Pontederia cordata rhizome tasty when cooked

Picture: Pontederia cordata var lanceolata (a larger form) with boiled rhizome sections.

I found the peeled rhizomes of the aquatic plant Pontederia cordata (Pickerel Weed or Rush) quiet tasty after boiling for 5 minutes then frying. They were pretty firm, perhaps they need longer boiling, tasting mildly like mushroom, pate and mud, in a good, interesting way.

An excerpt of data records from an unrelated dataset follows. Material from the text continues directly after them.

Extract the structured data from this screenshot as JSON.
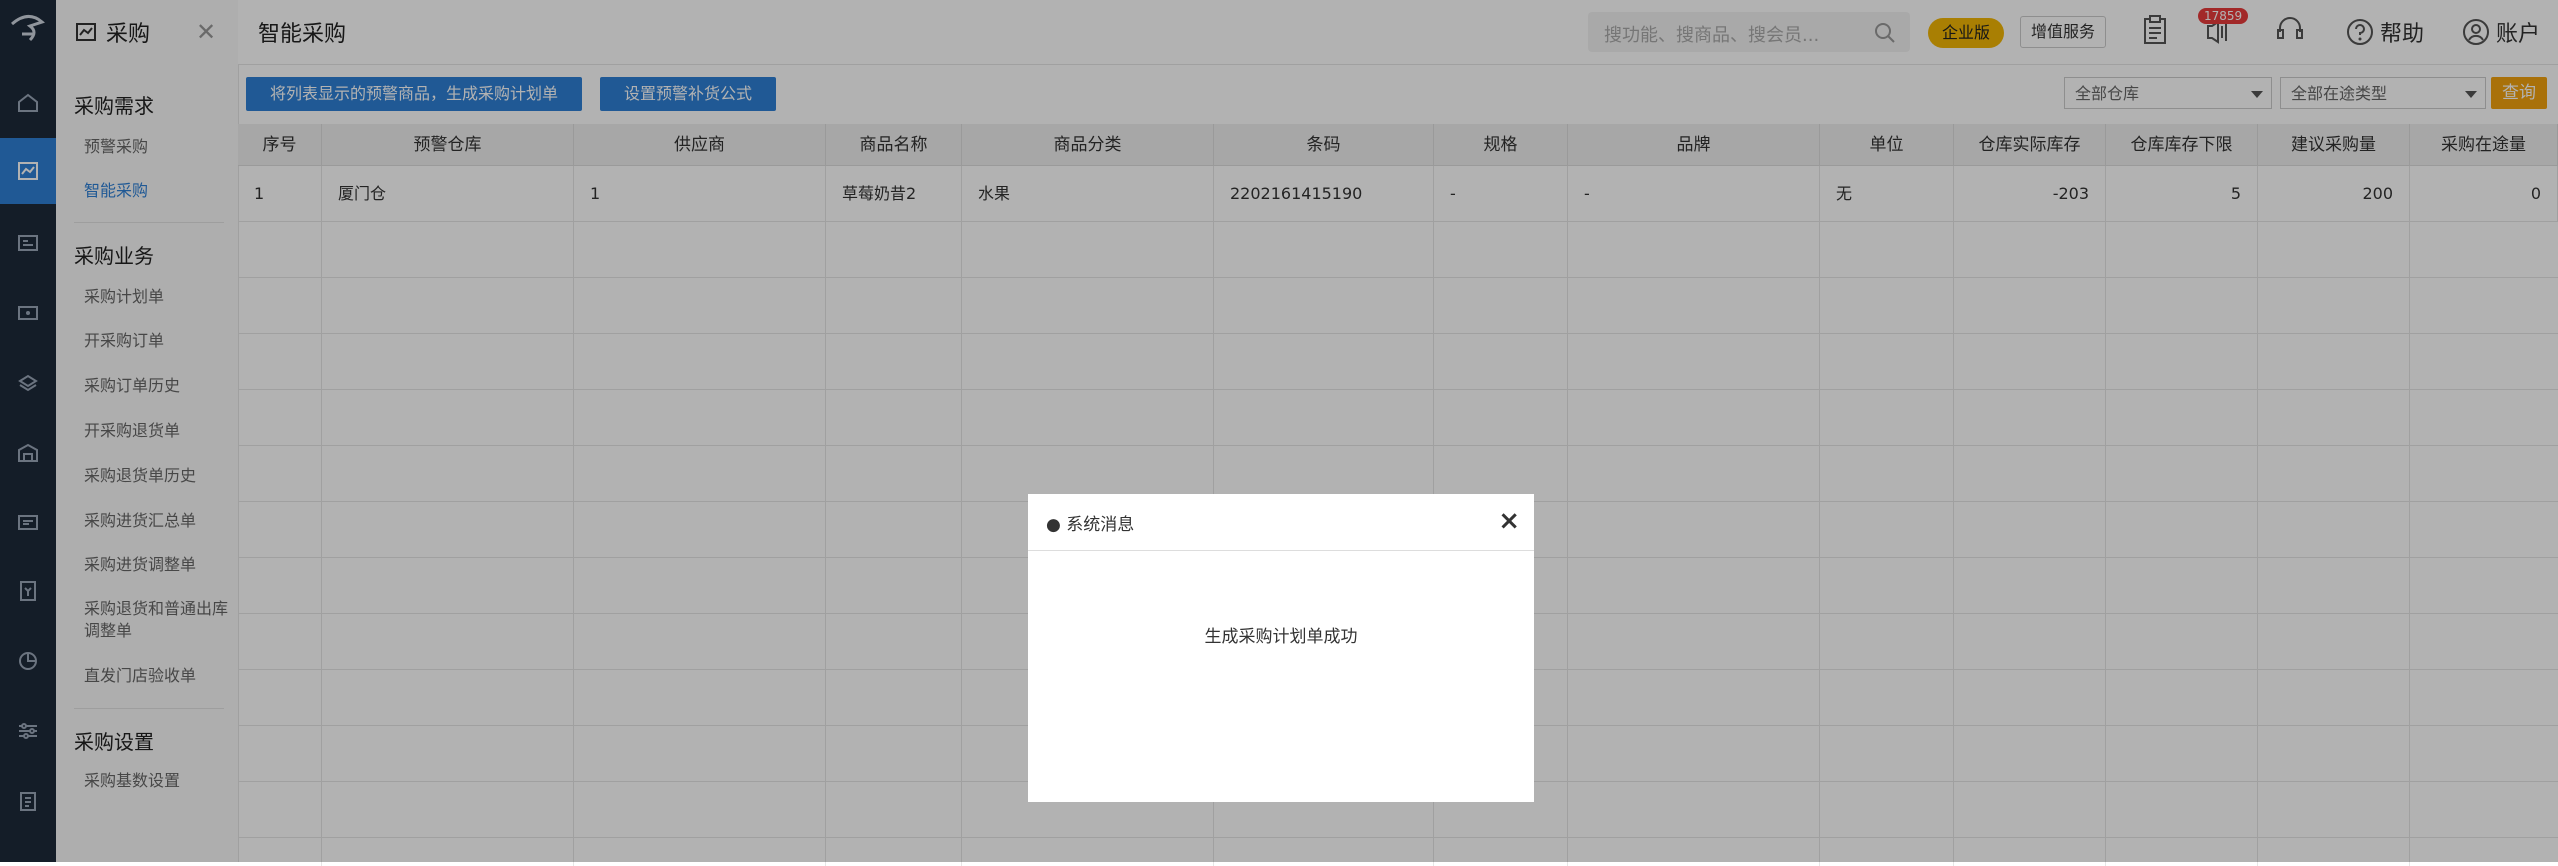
{
  "sidebar": {
    "module_title": "采购",
    "groups": [
      {
        "title": "采购需求",
        "items": [
          "预警采购",
          "智能采购"
        ]
      },
      {
        "title": "采购业务",
        "items": [
          "采购计划单",
          "开采购订单",
          "采购订单历史",
          "开采购退货单",
          "采购退货单历史",
          "采购进货汇总单",
          "采购进货调整单",
          "采购退货和普通出库调整单",
          "直发门店验收单"
        ]
      },
      {
        "title": "采购设置",
        "items": [
          "采购基数设置"
        ]
      }
    ]
  },
  "header": {
    "page_title": "智能采购",
    "search_placeholder": "搜功能、搜商品、搜会员...",
    "edition_badge": "企业版",
    "value_added": "增值服务",
    "notification_count": "17859",
    "help": "帮助",
    "account": "账户"
  },
  "toolbar": {
    "generate_plan": "将列表显示的预警商品，生成采购计划单",
    "set_formula": "设置预警补货公式",
    "warehouse_filter": "全部仓库",
    "transit_filter": "全部在途类型",
    "query": "查询"
  },
  "table": {
    "columns": [
      "序号",
      "预警仓库",
      "供应商",
      "商品名称",
      "商品分类",
      "条码",
      "规格",
      "品牌",
      "单位",
      "仓库实际库存",
      "仓库库存下限",
      "建议采购量",
      "采购在途量"
    ],
    "rows": [
      [
        "1",
        "厦门仓",
        "1",
        "草莓奶昔2",
        "水果",
        "2202161415190",
        "-",
        "-",
        "无",
        "-203",
        "5",
        "200",
        "0"
      ]
    ]
  },
  "dialog": {
    "title": "● 系统消息",
    "close": "×",
    "message": "生成采购计划单成功"
  }
}
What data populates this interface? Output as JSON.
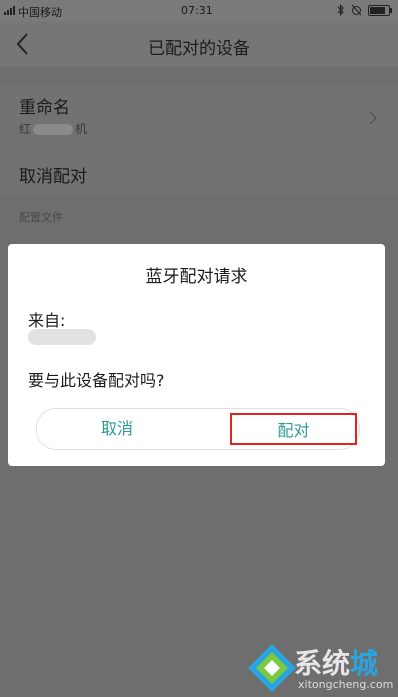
{
  "status_bar": {
    "carrier": "中国移动",
    "time": "07:31"
  },
  "nav": {
    "title": "已配对的设备"
  },
  "rows": {
    "rename_label": "重命名",
    "rename_sub_prefix": "红",
    "rename_sub_suffix": "机",
    "unpair_label": "取消配对",
    "section_header": "配置文件"
  },
  "dialog": {
    "title": "蓝牙配对请求",
    "from_label": "来自:",
    "question": "要与此设备配对吗?",
    "cancel_label": "取消",
    "pair_label": "配对"
  },
  "watermark": {
    "name_part1": "系统",
    "name_part2": "城",
    "url": "xitongcheng.com"
  },
  "colors": {
    "accent": "#2f9a8f",
    "highlight_border": "#e0251f"
  }
}
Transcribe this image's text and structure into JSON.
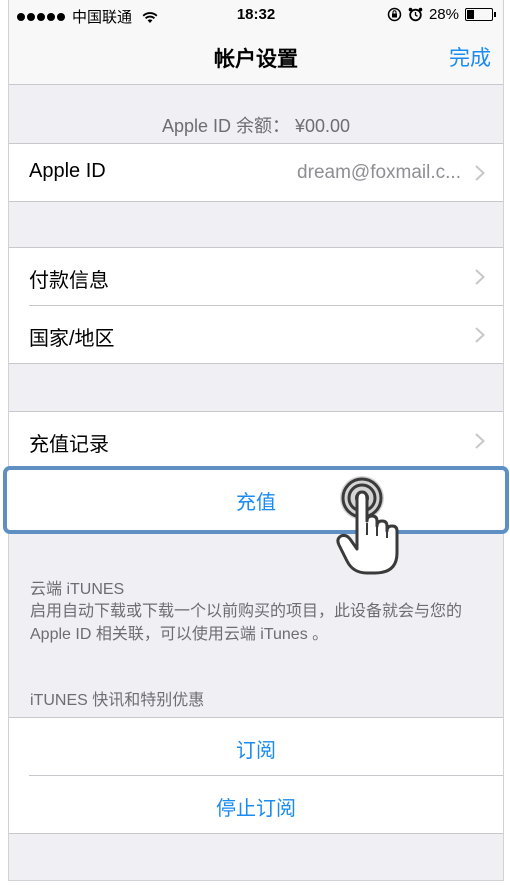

I am not aware of any book saying the rhizomes are edible but one says all parts are (see 1).  I tried them anyway as I've carefully sampled every part over many years and it seems utterly non-toxic, the parts known to be edible taste the same as all other parts (raw), much like the water the plant grows in. Also no part has ever been reported toxic. There are several internet sites saying the rhizomes have been eaten, such as Hilton Pond Center which states the rhizomes have been stewed as a potato substitute (2). Also various birds eat the rhizome along with other parts.

This looks like a very easy root crop to grow to me, but so far does not appear to grow fast enough here in temperate Wellington to be a major contributor to diet. It's possible I am not treating it how it likes, have not tried fertilizer yet.  

I started growing this aquatic plant in tubs because I wanted the edible nut-like seeds, however they do not appear to be produced here in New Zealand, perhaps because the required pollinator (1) is absent. I've found the supposedly edible young leaves and very young stems to be very disappointing, tiny & sparse, but have tried the small flowers, better, basically tasting watery too.